Drug and Alcohol Use

According to the Department of Transportation, drivers who have been drinking alcohol are almost 30% more likely to get into fatal single-vehicle accidents than sober drivers. Drug and alcohol use can make it difficult or impossible for a driver to safely control a vehicle. Intoxication also increases the risk of poor driver decision-making such as speeding or swerving. A drunk driver can get into a single-vehicle crash if he or she loses control of the vehicle and collides with a fixed object, runs off the road, or rolls over.


Driving over posted speed limits or too fast for conditions can significantly increase the risk of a driver losing control of a vehicle. Driving “too fast for conditions” can qualify as speeding even if the driver is technically under the posted speed limit. It is up to the driver to use his or her best judgment to lower speed in dangerous conditions. Taking curves too fast can result in vehicle rollover accidents, while speeding on wet roads can lead to hydroplaning, spinning, and crashing into partitions or objects. It is also more difficult for a speeding driver to react to changing roadway conditions, such as an animal darting into the road, than someone who is obeying the speed limit.

Driver Distraction

In 2016, 3,450 people died in distracted driving crashes in the U.S. A driver can get into a single-vehicle wreck if something like a cell phone is distracting him or her from the driving task. Looking down at a cell phone to read a text, for example, can be enough to make a driver drift off the road and clip a median or divider. Common driver distractions include cell phones, eating and drinking, passengers, maps, GPS and radios, and personal grooming.

Driver Inexperience

A younger, less experienced driver may be more prone to involvement in single-vehicle accidents. Teen drivers do not have the experience to safely handle hazards such as potholes, animals, or wet asphalt. They may use inappropriate maneuvers such as jerking the wheel or slamming on the brakes, resulting in accidents.
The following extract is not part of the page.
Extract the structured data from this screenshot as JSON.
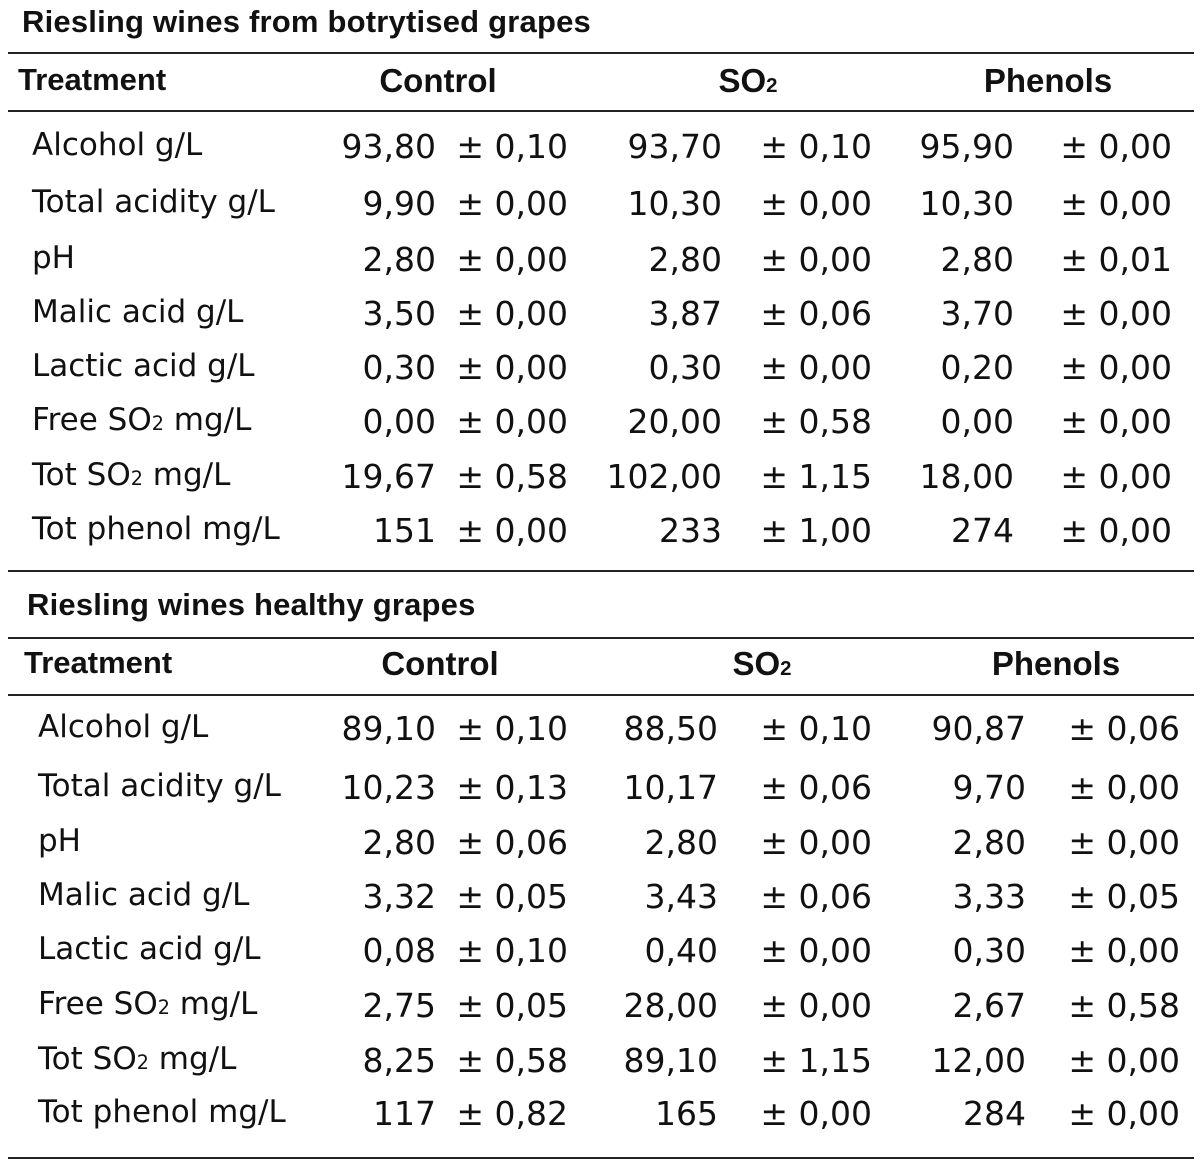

Inexperienced drivers are also more inclined to reckless driving, including speeding, alcohol use, cell phone use, and chatting with passengers.

Environmental Conditions

Sometimes, no matter how careful a driver is, roadway conditions prove too dangerous to safely maneuver. Many single-vehicle accidents in Colorado are weather-related. Snow, ice, sleet, fog, or heavy rain can all make the roadways unsafe and cause single-vehicle collisions. Rural roads pose special risks of accidents compared to urban roads, such as poor lighting, fallen trees in the roadway, and crossing animals. In 2016, 51% of all fatal crashes in the U.S. occurred on rural roads. This included 10,317 fatalities in single-vehicle crashes.

Roadway or Vehicle Defects

In some single-vehicle accidents, it is not the driver’s fault that the vehicle doesn’t perform as expected. Defective and dangerous auto parts such as bad brakes or tire blowouts can cause accidents involving only one vehicle. In these types of accidents, injured victims may be able to bring product liability claims against the at-fault manufacturer. Other single-vehicle accidents stem from another type of defect: roadway defects. Potholes, debris in the road, loose gravel, unsafe turns, fallen limbs, road collapses, and other defects can all cause single-vehicle accidents in Colorado. The government may be liable for accidents involving poor roadway conditions.